Le 8 décembre 2023, j’ai enfin brisé le mur. J’ai fui la Dimension Miroir, cet endroit où l’on m’a enfermé, hors du monde, hors du temps, au cœur d’un trou noir qui s’éteignait lentement. Là-bas, je ne pouvais rien changer, rien influencer. J’étais omniprésent, mais incognito. Spectateur de tout. Prisonnier de rien… sauf de l’oubli. Cet album est le souffle de mon retour. Il est né de l’épuisement, de l’attente, de la pression d’un silence trop longtemps contenu. Il est mon échappée, ma propagation. Ce n’est pas une renaissance : c’est une fuite qui a réussi.

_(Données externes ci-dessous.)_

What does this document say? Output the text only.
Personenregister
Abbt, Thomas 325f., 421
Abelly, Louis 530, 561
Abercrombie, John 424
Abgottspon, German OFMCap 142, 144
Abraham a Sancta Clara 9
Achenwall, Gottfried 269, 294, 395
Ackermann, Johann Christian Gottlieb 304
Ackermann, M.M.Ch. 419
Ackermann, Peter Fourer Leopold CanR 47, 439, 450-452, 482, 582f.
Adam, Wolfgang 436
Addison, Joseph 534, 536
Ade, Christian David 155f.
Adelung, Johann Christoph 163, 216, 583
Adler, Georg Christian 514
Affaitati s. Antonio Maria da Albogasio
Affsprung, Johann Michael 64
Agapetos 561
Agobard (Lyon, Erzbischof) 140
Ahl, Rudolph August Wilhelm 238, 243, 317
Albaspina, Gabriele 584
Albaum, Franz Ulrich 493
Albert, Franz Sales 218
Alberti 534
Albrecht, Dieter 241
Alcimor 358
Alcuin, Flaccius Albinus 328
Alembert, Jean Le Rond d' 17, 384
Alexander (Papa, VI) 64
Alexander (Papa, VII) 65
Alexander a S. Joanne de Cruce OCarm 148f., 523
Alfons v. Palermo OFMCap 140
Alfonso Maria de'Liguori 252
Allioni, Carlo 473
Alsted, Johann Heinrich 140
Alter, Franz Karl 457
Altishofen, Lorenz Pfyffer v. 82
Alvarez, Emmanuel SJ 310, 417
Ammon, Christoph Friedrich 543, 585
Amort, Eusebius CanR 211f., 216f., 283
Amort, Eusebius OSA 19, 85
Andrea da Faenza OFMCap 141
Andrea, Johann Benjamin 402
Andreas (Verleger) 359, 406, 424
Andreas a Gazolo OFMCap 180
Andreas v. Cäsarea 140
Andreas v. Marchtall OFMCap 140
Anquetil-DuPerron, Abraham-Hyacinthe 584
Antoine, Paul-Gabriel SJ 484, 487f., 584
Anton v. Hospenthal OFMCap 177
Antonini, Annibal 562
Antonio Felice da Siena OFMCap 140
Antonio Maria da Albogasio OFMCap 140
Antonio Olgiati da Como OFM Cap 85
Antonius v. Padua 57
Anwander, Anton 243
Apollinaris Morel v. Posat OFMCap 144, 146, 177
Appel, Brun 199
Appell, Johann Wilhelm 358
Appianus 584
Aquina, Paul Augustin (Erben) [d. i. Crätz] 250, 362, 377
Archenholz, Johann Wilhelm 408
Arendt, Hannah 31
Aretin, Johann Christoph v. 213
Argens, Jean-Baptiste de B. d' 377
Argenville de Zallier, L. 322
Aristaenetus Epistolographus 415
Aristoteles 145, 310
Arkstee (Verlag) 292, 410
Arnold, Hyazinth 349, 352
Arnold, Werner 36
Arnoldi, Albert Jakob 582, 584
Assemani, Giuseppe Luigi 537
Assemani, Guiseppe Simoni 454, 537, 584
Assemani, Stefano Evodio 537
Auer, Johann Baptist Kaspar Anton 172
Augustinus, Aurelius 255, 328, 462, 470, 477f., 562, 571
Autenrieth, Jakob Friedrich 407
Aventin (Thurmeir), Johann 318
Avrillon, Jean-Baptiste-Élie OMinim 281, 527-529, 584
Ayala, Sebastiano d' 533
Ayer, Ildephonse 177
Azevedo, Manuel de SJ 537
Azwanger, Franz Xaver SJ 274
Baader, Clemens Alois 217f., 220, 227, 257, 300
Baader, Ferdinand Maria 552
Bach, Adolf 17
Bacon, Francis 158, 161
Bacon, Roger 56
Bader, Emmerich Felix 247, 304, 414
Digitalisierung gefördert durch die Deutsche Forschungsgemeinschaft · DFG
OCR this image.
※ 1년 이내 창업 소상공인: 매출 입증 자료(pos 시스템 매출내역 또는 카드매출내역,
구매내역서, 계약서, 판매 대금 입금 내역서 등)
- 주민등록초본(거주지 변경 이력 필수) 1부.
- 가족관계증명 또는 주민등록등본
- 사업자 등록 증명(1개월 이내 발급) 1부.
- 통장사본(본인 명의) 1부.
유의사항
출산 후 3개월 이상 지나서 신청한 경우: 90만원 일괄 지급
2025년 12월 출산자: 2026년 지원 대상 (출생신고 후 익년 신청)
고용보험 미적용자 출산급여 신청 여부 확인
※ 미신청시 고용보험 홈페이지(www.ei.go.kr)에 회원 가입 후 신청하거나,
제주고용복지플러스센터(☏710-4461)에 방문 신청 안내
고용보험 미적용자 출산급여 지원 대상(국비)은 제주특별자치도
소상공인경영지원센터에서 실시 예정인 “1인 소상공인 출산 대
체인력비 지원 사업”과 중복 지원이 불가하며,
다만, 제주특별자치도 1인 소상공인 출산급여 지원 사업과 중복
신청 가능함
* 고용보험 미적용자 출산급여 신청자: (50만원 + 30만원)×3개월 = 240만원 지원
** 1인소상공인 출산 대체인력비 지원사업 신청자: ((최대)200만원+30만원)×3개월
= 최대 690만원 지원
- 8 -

Tout commence par "Tabasco". Un choc. Un uppercut de Drill US, Jersey et Bouyon qui gronde dès les premières secondes. C’est mon alerte rouge, mon « je suis là » lancé au monde. Vient ensuite "Hakai", en featuring avec Tipay, une déclaration de puissance, brute, ravageuse, nourrie par le ragga moombah réunionnais et le rap. Je nous compare aux Dieux de la Destruction de Dragon Ball, parce que c’est ce que j’ai ressenti : une puissance que personne n’attendait, mais qui arrive. "Le Gazon" est un autre souvenir. Une phrase lancée sur scène – « La foule lété en délire, le gazon la pri feu ! » – que j’ai gravée en moi, sans jamais savoir si c’était sincère ou ironique. Peu importe. Je l’ai transformée en flamme. Et puis il y a "Ah Beh Nan", mon hymne aux #Débrouyar, ceux qui m’ont soutenu sans calcul. Ce morceau, c’est un doigt levé à tous les faux sourires. Une promesse que je n’oublierai ni les vrais, ni les traîtres.
Cet album n’est pas un produit. C’est une faille. Une vibration née dans l’ombre, aujourd’hui libre. Je ne cherche pas à faire danser le monde, je cherche à le contaminer. Chaque morceau est un fragment du miroir que j’ai traversé. Et maintenant que je suis dehors, je redécouvre ce monde qui m’a enfermé. Tout est là, pareil... mais tout a changé. Je regarde avec d’autres yeux. Je marche dans un monde qui ne m’attendait plus. Et pourtant, me revoilà. Plus seul. Plus lucide. Plus vivant. C’est à leur tour maintenant.